What are some basic grounding techniques helpful to lawyers?

  • Engage your senses with the 5-4-3-2-1 technique. One of the most common grounding methods, this exercise calls first for slow, deep breaths. After establishing a satisfying breath, identify five things that you see around you. These should be stationary objects such as a cup of paperclips or a painting on the wall. Next, identify four things that you can touch (e.g., the keys on of your computer’s keyboard or the mesh of your desk chair). Identify three things that you can hear (e.g., an active printer or traffic outside). Then, identify two things that you can small (e.g., hand sanitizer or your lunch). Finally, identify one thing that you can taste (e.g., coffee or a breath mint). This and each subsequent practice may be repeated until a calmer state is reached.
  • Describe your environment in detail. Scan the room, exploring its physical features, large and small. For example, you might notice that your pen cup holds three black pens, two blue pens, a gray mechanical pencil, one green highlighter, and one yellow highlighter. Continue to move your eyes throughout the room for as long as is needed to feel calm.
  • Do a mental scan of your body. This technique begins by focusing attention to the top of your head. Then, slowly move your attention down your body to your toes. Acknowledge sensations felt at each point of your body.
  • Focus on your breath. Slowly inhale through your nose, observing how your chest and stomach move as your lungs fill with air. Then, exhale carefully through your mouth. Once again, repeat this exercise as many times as is warranted.
  • Play a game of categories. Mentally list items in a chosen category (e.g., college sports mascots or countries of South America), and see how many you can remember. Such brain games are effective in distracting the mind from anxious thoughts.
  • Play with numbers. Like listing items within a category, number games can assist in detaching from intrusive thoughts. Try counting backward from one hundred by fours. When one number sequence is completed, move on to a similar progression, such as counting backward from one hundred by threes.
  • Visualize something you are positively anticipating, big or small. This might include anything from playing a board game with your child after dinner to going on an extended vacation overseas.

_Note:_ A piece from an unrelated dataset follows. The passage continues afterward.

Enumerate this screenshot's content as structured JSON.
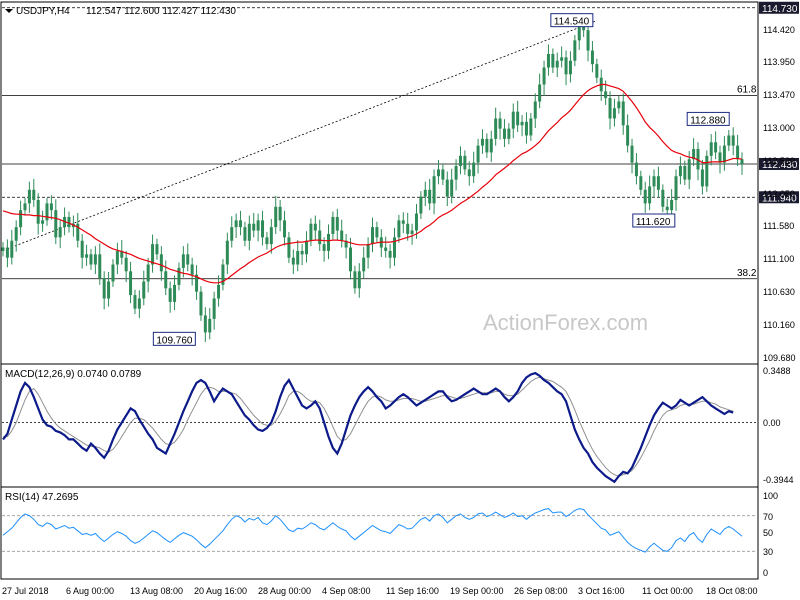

How might grounding techniques be utilized most successfully? When practicing grounding, consider a few useful tips and reminders.

  • Grounding can be done discreetly at any time or place.
  • Begin exercising grounding sooner rather than later. The earlier a negative mood cycle is caught, the easier it likely will be to manage.
  • Keep thoughts neutral by addressing objective facts only. Avoid making qualitative judgements. For example, say to yourself, “The carpet is blue” but eschew any opinions of the carpet or the color blue.
  • Retain a handy list of grounding techniques that you find work best for you. You might enter a note into your phone or other personal device or place an index card or sticky note at your desk.

When faced with mental fatigue and frequent stressors, it is easy to become anxious and overwhelmed, and attending to anything else can become a formidable challenge. However, regular practice of anxiety and stress management can support a deeper connection to the present moment and to personal and professional priorities.